Right now, for instance, I am sitting in my cube at work, knowing full well that I should be in bed. I have been here since 8 AM. and I feel like it’s been a twelve-hour marathon. Why did I come? Because I could not take one more second of being trapped in that house, in that room, in that bed staring at the ceiling feeling like the walls were closing in on me. A prisoner. Just like old times. Against my will in one room for days on end. The thought of it makes my skin crawl. I had to get out. It felt like him. I had to get out, or I felt like I would just die.
I am thankful for my parents helping me when I needed it. So I didn’t have to go to a shelter an hour away. Alone. With strangers. When I first left, that would have been a very bad thing. I spent enough time alone like that. Who has time for… more of that? But now, the impatience of those around reeks of him. There is impatience, but then there is impatience on steroids. Impatience like his that I have no desire to be around. There is one who is a hygiene issue like he had, too. All the things that set me off with him just simmering in a nice big pot, with me sitting in the stew. I am in a pressure cooker. And this weekend, after being trapped in that house from Friday night until this morning when I made my timely escape, the space inside my head is utter chaos.

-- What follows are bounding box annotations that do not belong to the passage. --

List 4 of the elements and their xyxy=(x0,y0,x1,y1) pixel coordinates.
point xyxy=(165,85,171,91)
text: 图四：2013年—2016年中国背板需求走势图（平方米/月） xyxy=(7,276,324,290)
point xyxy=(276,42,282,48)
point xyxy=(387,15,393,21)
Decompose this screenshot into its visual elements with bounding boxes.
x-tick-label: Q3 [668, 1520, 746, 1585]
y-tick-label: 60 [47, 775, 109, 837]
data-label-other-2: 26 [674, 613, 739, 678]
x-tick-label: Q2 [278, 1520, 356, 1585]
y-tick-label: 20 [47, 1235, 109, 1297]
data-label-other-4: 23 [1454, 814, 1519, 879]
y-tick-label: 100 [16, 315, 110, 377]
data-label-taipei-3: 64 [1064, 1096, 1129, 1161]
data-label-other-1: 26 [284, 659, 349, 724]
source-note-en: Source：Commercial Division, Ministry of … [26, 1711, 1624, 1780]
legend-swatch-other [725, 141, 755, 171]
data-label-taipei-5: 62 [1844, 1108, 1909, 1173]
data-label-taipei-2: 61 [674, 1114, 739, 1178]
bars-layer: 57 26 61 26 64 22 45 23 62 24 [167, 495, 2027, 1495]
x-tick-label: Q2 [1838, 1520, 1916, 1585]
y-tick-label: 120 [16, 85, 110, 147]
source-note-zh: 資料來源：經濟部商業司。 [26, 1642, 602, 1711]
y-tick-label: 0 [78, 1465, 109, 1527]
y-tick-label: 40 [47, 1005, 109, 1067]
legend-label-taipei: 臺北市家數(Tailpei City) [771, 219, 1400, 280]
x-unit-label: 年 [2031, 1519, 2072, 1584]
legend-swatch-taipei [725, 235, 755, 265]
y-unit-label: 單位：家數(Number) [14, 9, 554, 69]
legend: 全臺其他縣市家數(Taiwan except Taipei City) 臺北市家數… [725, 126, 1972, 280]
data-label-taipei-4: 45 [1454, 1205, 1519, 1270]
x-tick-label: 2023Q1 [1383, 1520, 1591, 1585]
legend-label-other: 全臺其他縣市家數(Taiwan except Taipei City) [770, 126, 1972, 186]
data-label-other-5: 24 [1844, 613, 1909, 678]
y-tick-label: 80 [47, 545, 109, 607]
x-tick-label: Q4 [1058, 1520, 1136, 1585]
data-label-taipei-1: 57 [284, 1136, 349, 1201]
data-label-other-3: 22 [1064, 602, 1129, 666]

Fortunately for those around me, I look like the always pleasant version of me that I usually am, without fail, sincerely. I look like I am at peace. Tired from being sick, but at peace none-the-less. Fortunately for some closer to me, I have cut the cord to the crazy so it isn’t oozing from every pore of my being, but now I am just as trapped as I was stuck in that room, so it’s booming around my head brewing up something that I don’t like to feel.
I hate when this steals my peace. I hate that no one can see what I am going through. I hate that no one gets or understands how this all gets started and most seem to be even further incapable of being merciful in their toleration and support… forget going one step further to extend mercy and forgiveness and compassion. I just float, violently alone, like a buoy in a hurricane.